IMHO I doubt... but if you don't need them why to keep these??

Hello,

These are oracle policies. Actually we have configured for both server (active and standby) and at a time policy is active for active server and for standby server policy is in deactivated state.

If there is a issue with active server, then standby server will be activated. And we will deactivated first policy and activated another one.

Because we dont have VIP/cluster in my environment.

 

quebek
Moderator
Moderator
   VIP    Certified

OK - understood...

Who is initiating backup NBU or a crontab/task scheduler from client?

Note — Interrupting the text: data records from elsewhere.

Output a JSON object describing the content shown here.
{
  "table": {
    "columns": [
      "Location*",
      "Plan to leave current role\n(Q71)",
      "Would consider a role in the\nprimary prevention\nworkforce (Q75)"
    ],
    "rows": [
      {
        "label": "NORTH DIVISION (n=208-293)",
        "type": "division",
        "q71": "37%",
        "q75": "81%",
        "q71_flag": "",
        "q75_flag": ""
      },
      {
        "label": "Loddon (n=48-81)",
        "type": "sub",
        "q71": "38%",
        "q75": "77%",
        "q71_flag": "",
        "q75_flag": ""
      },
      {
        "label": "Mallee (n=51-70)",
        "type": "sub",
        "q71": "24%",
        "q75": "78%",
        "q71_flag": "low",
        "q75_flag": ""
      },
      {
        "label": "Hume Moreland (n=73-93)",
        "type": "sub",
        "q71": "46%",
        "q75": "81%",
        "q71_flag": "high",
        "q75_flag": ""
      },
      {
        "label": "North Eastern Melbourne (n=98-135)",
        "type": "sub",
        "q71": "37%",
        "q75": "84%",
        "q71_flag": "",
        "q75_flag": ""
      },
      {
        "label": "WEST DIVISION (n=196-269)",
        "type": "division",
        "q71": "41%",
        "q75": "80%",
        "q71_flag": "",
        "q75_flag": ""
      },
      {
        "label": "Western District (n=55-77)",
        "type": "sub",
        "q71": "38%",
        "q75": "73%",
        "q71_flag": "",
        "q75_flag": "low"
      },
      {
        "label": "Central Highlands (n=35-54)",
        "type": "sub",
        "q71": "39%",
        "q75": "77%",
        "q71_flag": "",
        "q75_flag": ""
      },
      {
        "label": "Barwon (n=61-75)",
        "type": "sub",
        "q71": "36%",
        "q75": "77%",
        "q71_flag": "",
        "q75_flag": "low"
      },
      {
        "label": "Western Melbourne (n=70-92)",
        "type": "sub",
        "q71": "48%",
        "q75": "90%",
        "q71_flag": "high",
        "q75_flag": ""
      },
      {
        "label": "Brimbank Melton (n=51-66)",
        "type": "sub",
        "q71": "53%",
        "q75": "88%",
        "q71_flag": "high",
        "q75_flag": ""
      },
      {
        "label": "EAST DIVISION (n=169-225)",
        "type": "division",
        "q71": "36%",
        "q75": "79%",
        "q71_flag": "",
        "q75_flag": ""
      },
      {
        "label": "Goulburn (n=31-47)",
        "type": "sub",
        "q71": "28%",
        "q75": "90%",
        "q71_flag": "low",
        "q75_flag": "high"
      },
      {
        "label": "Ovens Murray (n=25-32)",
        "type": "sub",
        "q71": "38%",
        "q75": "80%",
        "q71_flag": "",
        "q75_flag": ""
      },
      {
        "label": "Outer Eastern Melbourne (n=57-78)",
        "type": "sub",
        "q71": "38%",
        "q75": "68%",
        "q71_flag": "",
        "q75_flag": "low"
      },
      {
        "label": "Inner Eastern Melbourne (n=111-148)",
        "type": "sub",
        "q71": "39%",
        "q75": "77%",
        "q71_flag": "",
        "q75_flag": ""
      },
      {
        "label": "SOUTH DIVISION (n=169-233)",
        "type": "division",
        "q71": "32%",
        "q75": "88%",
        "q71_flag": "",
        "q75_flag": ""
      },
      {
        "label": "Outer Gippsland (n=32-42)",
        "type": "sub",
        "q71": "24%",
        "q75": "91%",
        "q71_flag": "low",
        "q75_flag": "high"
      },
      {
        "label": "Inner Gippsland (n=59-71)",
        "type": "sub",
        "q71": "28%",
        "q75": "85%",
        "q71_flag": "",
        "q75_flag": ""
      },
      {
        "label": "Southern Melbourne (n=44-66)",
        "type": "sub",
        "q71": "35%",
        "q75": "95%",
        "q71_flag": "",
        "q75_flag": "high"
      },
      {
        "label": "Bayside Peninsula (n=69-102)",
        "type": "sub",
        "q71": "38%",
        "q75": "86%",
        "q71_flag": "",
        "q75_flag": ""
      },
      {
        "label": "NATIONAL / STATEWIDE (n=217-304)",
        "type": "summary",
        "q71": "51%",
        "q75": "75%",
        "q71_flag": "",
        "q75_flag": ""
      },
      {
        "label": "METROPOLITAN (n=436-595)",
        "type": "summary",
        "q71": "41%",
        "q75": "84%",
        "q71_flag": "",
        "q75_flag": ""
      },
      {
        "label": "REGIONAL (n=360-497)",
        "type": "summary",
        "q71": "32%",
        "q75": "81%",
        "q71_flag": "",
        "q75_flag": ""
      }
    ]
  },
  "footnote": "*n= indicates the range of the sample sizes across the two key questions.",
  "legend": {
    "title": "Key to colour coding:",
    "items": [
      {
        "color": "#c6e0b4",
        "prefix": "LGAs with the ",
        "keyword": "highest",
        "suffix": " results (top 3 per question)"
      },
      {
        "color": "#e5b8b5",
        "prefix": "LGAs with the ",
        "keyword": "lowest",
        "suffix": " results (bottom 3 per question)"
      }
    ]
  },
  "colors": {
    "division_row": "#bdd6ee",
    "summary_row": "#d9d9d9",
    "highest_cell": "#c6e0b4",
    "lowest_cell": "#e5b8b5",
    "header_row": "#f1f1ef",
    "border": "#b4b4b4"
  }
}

If backups are initiated from client side - I would relay only on one policy and in clients tab include both servers active and standby.... But if NBU is scheduling these than your approach seems to be OK..

Hi @Dav1234 

Another way that may work would be to create a CNAME alias which points to the current active node. So as part of you failover process you update the DNS record. This may also help to reduce overhead when switching as clients may not require any changes to keep working, just reconnect. You would need to revie the TTL for the CNAME and host records to ensure changes propagate correctly.

Also within NetBackup to support this you may need to create client aliases as the RMAN stream will still come from the node. Have a look at appendix B of the NetBackup Oracle admin guide around how to support Oracle RAC which is kind of what you have without the cost. 

And to answer your original question - yes having deactivated policies does have an impact on the master server as it creates more work to process. That said the imapct these days would be negligible on any current system, so I wouldn't be concerned.